Today’s autocrats are hell-bent on taking over the world and forcibly imposing their rules on the rest of us. Vladimir Putin’s disastrous war on Ukraine is part of that grand strategy. He carefully planned his invasion and launched it at a time when he thought he had Europeans exactly where he wanted them. Western Europe had become so dependent on Russia for critical energy supplies that he assumed no one would lift a finger if he conquered Ukraine.

The autocrats know that to be victorious in their holy war, they will have to take down America, the leader of the free world. And for them, there is no better way to achieve that objective than to knock America off its economic perch. A growing number of countries are teaming up with Russia, China, Iran, and North Korea to do just that.

One of this new bloc’s primary and immediate goals is to ditch the dollar as a trading currency. During a panel discussion at the New Global Financing Pact Summit held in Paris in June, 2023, the president of South Africa, Cyril Ramaphosa, spoke from the audience to Brazilian President Luis Inacio Lula da Silva (Lula), who was sitting on the stage. He told Lula that at a separate conference later that year, the two of them, together with allied countries, would make the design of an alternate trading currency a top agenda item. It was a stunning display of indecorum because U.S. Treasury Secretary Janet Yellen was on the stage with Lula.

Quite clearly, the leaders of this alliance hate America with a passion, and they are not at all bashful about openly expressing it.

America’s gigantic economy, which provides the best defense against these rising threats from our sworn enemies, requires enormous amounts of energy to power it. According to data published by Reuters, in 2023 the U.S. consumed about 20.5 million barrels of oil per day. S&P Global Platts data show that U.S. natural gas consumption averaged 86.5 billion cubic feet (Bcf) per day in 2023. Those are eye-popping numbers.

Thankfully, America is largely energy-independent. Currently, we produce about 13.3 million barrels of oil and around 105 Bcf of natural gas each day. With oil, we import our remaining needs mostly from our friendly neighbor, Canada.

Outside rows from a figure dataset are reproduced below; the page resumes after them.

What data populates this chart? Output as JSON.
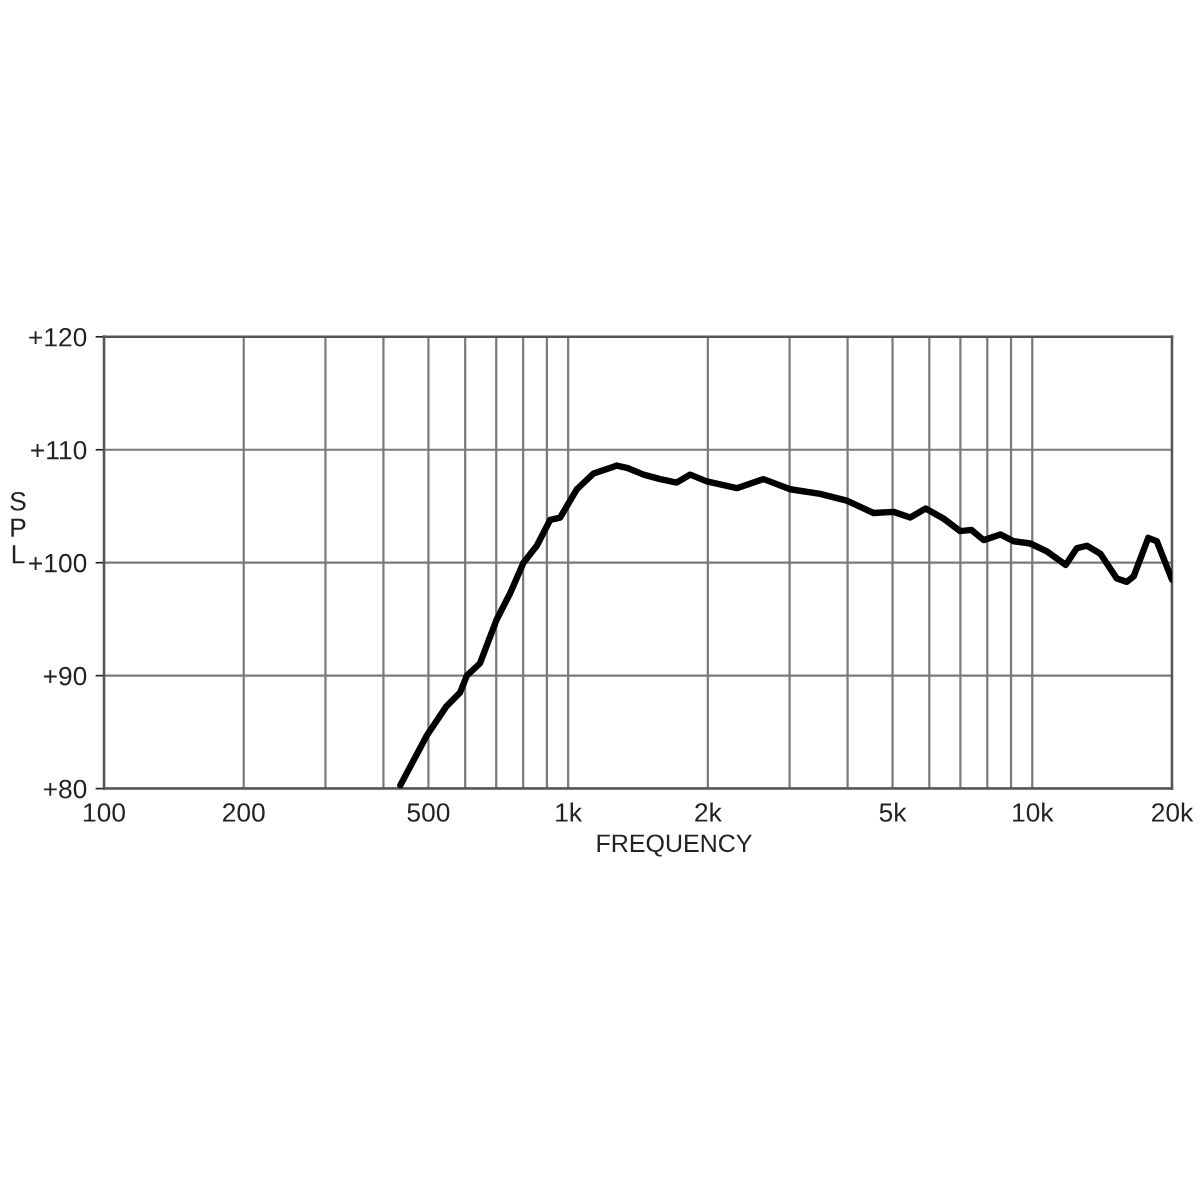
{
  "chart_data": {
    "type": "line",
    "xlabel": "FREQUENCY",
    "ylabel": "SPL",
    "x": [
      435,
      496,
      547,
      585,
      605,
      646,
      702,
      750,
      801,
      856,
      915,
      961,
      1027,
      1044,
      1134,
      1253,
      1273,
      1338,
      1454,
      1579,
      1714,
      1833,
      1989,
      2309,
      2637,
      3008,
      3491,
      3983,
      4551,
      5025,
      5459,
      5892,
      6440,
      6993,
      7397,
      7858,
      8534,
      9120,
      9902,
      10750,
      11800,
      12480,
      13120,
      14020,
      15210,
      15990,
      16540,
      17780,
      18550,
      20000
    ],
    "series": [
      {
        "color": "#000000",
        "values": [
          80.3,
          84.7,
          87.3,
          88.5,
          90.0,
          91.1,
          95.0,
          97.3,
          100.0,
          101.5,
          103.8,
          104.0,
          106.0,
          106.5,
          107.9,
          108.5,
          108.6,
          108.4,
          107.8,
          107.4,
          107.1,
          107.8,
          107.2,
          106.6,
          107.4,
          106.5,
          106.1,
          105.5,
          104.4,
          104.5,
          104.0,
          104.8,
          103.9,
          102.8,
          102.9,
          102.0,
          102.5,
          101.9,
          101.7,
          101.0,
          99.8,
          101.3,
          101.5,
          100.8,
          98.6,
          98.3,
          98.8,
          102.2,
          101.9,
          98.5
        ]
      }
    ],
    "log": "x",
    "grid": true,
    "xlim": [
      100,
      20000
    ],
    "xticks": [
      100,
      200,
      {
        "value": 300,
        "label": null
      },
      {
        "value": 400,
        "label": null
      },
      500,
      {
        "value": 600,
        "label": null
      },
      {
        "value": 700,
        "label": null
      },
      {
        "value": 800,
        "label": null
      },
      {
        "value": 900,
        "label": null
      },
      {
        "value": 1000,
        "label": "1k"
      },
      {
        "value": 2000,
        "label": "2k"
      },
      {
        "value": 3000,
        "label": null
      },
      {
        "value": 4000,
        "label": null
      },
      {
        "value": 5000,
        "label": "5k"
      },
      {
        "value": 6000,
        "label": null
      },
      {
        "value": 7000,
        "label": null
      },
      {
        "value": 8000,
        "label": null
      },
      {
        "value": 9000,
        "label": null
      },
      {
        "value": 10000,
        "label": "10k"
      },
      {
        "value": 20000,
        "label": "20k"
      }
    ],
    "ylim": [
      80,
      120
    ],
    "yticks": [
      {
        "value": 80,
        "label": "+80"
      },
      {
        "value": 90,
        "label": "+90"
      },
      {
        "value": 100,
        "label": "+100"
      },
      {
        "value": 110,
        "label": "+110"
      },
      {
        "value": 120,
        "label": "+120"
      }
    ]
  }
}
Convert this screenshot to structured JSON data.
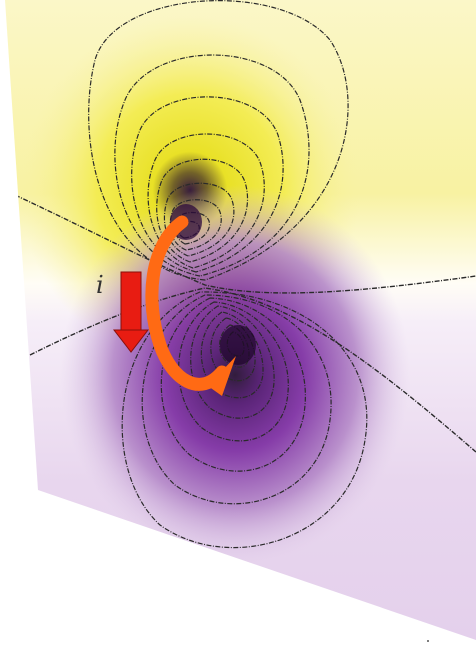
{
  "figure": {
    "current_label": "i",
    "colors": {
      "positive_lobe": "#f4ee46",
      "negative_lobe": "#7a1fa0",
      "contour_line": "#2a2a2a",
      "current_arrow": "#e81c12",
      "curl_arrow": "#ff6a14",
      "pole_dark": "#2c0a3c"
    }
  }
}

We are by far the leading producer of natural gas in the world, and we export our extra volumes to our allies in Europe and Asia.

I shudder to think what our national situation would be today if we had to rely on adversarial countries like Russia and Iran for our energy supplies. Russia’s invasion of Ukraine quickly unsettled global energy markets. That was one of Putin’s goals. He warned that any attempts by the West to get in his way in Ukraine could send oil prices up as high as $300 per barrel. Though that was a scare tactic, the outlook was still quite bleak. In June 2022, shortly after the war in Ukraine began, Goldman Sachs analysts predicted that the price of oil would reach $140 per barrel by the fall of that year.

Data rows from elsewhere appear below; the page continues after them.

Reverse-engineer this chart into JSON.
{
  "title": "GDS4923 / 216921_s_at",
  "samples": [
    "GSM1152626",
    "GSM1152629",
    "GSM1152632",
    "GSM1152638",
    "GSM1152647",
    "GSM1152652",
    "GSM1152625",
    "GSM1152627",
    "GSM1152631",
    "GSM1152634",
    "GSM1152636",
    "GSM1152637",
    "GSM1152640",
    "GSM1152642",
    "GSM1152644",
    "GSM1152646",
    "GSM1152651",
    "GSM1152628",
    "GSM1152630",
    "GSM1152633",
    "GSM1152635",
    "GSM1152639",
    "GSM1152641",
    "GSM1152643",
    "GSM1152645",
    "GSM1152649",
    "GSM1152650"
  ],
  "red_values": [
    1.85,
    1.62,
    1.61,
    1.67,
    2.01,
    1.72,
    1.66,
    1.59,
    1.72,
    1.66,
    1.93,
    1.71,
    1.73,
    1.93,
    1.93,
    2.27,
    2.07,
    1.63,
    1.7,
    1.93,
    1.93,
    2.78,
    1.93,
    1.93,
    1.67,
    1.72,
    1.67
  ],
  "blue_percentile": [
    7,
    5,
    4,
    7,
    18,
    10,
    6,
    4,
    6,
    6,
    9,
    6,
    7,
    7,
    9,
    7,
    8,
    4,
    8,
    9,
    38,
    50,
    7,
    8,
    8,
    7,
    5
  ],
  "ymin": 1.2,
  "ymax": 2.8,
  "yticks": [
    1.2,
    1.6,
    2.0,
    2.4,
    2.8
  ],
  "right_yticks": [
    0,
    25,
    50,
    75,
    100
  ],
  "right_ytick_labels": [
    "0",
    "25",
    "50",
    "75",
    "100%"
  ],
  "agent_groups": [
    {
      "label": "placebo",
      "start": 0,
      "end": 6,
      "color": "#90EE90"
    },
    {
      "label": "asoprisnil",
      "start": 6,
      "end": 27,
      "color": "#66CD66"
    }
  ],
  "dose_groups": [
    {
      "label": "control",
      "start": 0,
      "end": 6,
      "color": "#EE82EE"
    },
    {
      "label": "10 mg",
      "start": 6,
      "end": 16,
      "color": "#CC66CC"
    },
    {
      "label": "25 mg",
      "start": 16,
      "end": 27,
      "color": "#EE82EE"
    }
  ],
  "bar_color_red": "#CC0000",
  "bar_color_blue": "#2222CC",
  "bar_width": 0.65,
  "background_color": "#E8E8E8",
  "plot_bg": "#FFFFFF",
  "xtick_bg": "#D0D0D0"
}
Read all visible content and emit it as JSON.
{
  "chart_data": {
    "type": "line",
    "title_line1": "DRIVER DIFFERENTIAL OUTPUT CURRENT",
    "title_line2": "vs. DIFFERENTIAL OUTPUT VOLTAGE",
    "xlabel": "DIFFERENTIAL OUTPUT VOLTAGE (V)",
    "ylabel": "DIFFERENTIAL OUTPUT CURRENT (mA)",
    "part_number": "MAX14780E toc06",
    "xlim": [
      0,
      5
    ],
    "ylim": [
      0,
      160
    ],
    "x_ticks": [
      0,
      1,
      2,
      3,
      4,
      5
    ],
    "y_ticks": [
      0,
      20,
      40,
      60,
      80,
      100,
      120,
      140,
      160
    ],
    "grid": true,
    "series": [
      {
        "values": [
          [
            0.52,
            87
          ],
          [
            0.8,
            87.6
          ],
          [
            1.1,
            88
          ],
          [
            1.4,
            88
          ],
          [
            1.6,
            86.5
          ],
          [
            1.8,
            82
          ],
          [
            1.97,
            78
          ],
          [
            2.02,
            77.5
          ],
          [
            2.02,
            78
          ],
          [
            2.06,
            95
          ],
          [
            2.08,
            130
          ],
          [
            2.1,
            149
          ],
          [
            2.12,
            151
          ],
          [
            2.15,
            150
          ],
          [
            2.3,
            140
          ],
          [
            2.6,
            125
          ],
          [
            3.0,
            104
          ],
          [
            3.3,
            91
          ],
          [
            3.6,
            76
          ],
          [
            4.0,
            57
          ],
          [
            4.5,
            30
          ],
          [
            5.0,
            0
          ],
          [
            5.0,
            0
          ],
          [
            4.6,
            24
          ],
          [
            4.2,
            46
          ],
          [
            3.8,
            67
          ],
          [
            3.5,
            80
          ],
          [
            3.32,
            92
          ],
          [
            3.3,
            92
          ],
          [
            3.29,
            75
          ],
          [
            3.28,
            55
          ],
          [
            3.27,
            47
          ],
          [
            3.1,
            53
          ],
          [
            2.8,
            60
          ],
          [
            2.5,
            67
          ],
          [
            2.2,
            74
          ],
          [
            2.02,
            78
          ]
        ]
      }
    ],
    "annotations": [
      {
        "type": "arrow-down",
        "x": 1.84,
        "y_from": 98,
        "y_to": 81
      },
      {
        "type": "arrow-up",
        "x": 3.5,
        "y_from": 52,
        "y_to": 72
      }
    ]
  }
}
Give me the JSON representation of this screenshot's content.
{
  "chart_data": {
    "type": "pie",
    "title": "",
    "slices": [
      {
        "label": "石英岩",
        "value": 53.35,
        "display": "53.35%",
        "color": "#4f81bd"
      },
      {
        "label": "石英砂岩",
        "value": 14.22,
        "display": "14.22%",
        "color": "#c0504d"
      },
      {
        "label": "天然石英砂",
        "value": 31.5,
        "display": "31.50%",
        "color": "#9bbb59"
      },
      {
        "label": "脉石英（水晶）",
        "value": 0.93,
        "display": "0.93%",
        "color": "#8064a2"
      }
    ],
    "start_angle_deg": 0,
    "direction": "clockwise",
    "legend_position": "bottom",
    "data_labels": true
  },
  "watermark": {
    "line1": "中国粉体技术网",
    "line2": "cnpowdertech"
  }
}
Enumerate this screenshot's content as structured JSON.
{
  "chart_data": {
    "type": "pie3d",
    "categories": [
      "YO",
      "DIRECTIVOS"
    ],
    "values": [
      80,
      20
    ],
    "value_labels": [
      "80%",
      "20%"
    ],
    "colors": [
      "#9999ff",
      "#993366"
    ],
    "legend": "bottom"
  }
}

The picture was much gloomier for natural gas. In the U.S., the price quickly shot up from about $2 to around $10 per million btu (MMBtu) within a few months. Relative to what Europeans were paying, that was actually quite a bargain. In Europe, after the loss of much of their pipeline supply from Russia, the price went from about $8 to just below $100 per MMBtu.

Those astronomically high energy prices threatened to send already elevated inflation through the roof. They prompted President Biden to make his much-criticized trip to Riyadh to plead with the Saudis to boost oil production and help bring down prices. Not only did the Saudis refuse, they actually cut output. That forced President Biden to release oil from the U.S. Strategic Petroleum Reserve (SPR).

The U.S. SPR can hold a little over 700 million barrels of oil. That inventory is meant for emergency use only, such as during wartime or when there are major disruptions in the energy production system. America was not directly engaged in a war, but sharply rising energy prices posed a major threat to the national economy. President Biden ordered the release of 180 million barrels from the SPR into the market over a six-month period. That move, together with increased output by America’s oil producers, ultimately helped lower prices to the current range of $70-$85 per barrel.

Even more impressive was the contribution of domestic natural gas producers. They quickly ramped up output from about 90 to over 100 Bcf per day, and lately, daily production is averaging around 105 Bcf. This increased supply has allowed the U.S. to export large quantities of liquefied natural gas (LNG) to Europe, greatly helping to alleviate their energy crisis. Prices in Europe have dropped from their stratospheric heights to levels around $8 per MMBtu in recent weeks. American consumers now pay spot prices below $2 per MMBtu for natural gas.

It should be quite obvious to everyone that America’s economy, and those of our closest allies, could have been devastated by energy shortages without the quick intervention of our domestic producers. At the height of the energy crisis, Europe was forced to implement conservation measures. Political leaders there mandated a 15 percent reduction in natural gas consumption, which led to curtailment of some industrial activities. We were fortunate to get through that period without much sacrifice in America.

These are perilous times for America and its allies. Our adversaries, many of whom are major energy producers, would dearly love to use that critical resource as a weapon against us if they could. Fortunately for us, we have a formidable home team that has helped insulate us from harm. We should be enormously grateful to our domestic energy producers, instead of the vilification they endure from us quite frequently these days.